Когда последние грабители покинули пивную дворца, на его стенах были наклеены красные плакаты, призывающие к воздержанию и трезвости во имя счастья и высоких идеалов пролетариата, начинающего лучезарную эру в мировой истории.
Глава XX
Ленин ехал в собор Святых Петра и Павла. На наружных углах и куполе кафедрального собора, гордо поднимающейся игле звонницы с золотой фигурой на верхушке, развевались уже красные флаги. Площадь перед собором, палисад и двор цитадели были плотно заполнены солдатами, рабочими и любопытной уличной толпой. Ленина приветствовали бурными криками. Он шел, окруженный эскортом и товарищами, на середину площади, где была приготовлена для него трибуна.

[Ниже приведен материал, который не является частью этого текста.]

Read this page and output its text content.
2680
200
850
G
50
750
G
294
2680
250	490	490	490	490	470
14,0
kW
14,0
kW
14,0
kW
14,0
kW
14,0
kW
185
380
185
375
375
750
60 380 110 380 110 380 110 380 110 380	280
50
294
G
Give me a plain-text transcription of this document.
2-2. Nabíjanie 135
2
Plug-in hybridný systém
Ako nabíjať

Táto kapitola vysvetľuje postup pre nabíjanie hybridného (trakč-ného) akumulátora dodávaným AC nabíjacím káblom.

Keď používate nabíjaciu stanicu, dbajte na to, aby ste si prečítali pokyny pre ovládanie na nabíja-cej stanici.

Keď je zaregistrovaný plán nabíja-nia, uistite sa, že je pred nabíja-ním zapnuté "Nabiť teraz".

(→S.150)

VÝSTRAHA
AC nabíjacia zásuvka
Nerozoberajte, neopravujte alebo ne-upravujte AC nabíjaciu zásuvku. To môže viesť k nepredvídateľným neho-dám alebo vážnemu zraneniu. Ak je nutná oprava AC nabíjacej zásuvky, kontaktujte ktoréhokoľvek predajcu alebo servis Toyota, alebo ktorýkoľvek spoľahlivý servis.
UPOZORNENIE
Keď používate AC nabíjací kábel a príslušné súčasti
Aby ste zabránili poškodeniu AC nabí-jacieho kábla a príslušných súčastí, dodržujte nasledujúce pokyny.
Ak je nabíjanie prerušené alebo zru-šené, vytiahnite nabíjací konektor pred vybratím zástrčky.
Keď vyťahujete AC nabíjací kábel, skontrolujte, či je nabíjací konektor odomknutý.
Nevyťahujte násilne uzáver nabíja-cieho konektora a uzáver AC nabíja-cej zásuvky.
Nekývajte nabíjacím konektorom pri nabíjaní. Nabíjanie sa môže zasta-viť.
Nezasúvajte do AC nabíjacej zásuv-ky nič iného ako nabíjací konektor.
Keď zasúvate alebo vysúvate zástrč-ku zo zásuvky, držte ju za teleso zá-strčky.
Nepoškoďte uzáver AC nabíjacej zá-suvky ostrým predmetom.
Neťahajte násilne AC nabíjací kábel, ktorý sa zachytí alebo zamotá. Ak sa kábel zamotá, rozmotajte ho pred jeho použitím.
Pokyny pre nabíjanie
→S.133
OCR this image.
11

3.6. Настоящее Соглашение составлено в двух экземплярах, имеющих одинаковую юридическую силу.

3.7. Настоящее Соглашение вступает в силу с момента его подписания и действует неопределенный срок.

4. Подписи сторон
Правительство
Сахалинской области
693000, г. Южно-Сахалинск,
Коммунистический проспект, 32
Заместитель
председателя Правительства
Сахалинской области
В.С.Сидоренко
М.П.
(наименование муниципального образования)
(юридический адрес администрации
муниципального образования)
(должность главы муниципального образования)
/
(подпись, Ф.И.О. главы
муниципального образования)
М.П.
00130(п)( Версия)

Взошел на нее и долго смотрел на немедленно смолкнувшую толпу. Когда последний рокот утих на зубцах стен и внутренней галерее собора, он вытянул руку, как бы хотел объять, охватить всех собравшихся здесь, которые стояли в страстном ожидании.
– Товарищи! – крикнул он, наконец. – Впервые в истории нашей страны революция ступает по камням этого ужасного места. Впервые гордо и победно развеваются над ним красные знамена, знамена освобождения! Века видели здесь революционеров, в смертельном ужасе идущих на место казни или звенящих кандалами в казематах и застенках крепостей. Другие флаги били пурпуром в глаза исполнителей воли царей и буржуазии, казненных рукой палача, как борцы за свободу!
– Смерть царю! Убирайся вместе с буржуазией! – взрывались злые, оглушающие крики.
– Царь будет отдан под суд рабочих, крестьян и солдат! – продолжал Ленин, когда опять стихло. – Буржуазия будет уничтожена, как ваш самый страшный враг, враг пролетариата! Отберете ее землю, фабрики, капиталы, власть. Буржуазия погибнет, так как только это представляет ее силу. Если же она осмелится противиться, пропадет в потоках крови. Пролетариат будет немилосерден и навсегда утвердит победу революции! Товарищи! Все принадлежит трудящимся, и ничто без их воли и желания не будет решаться!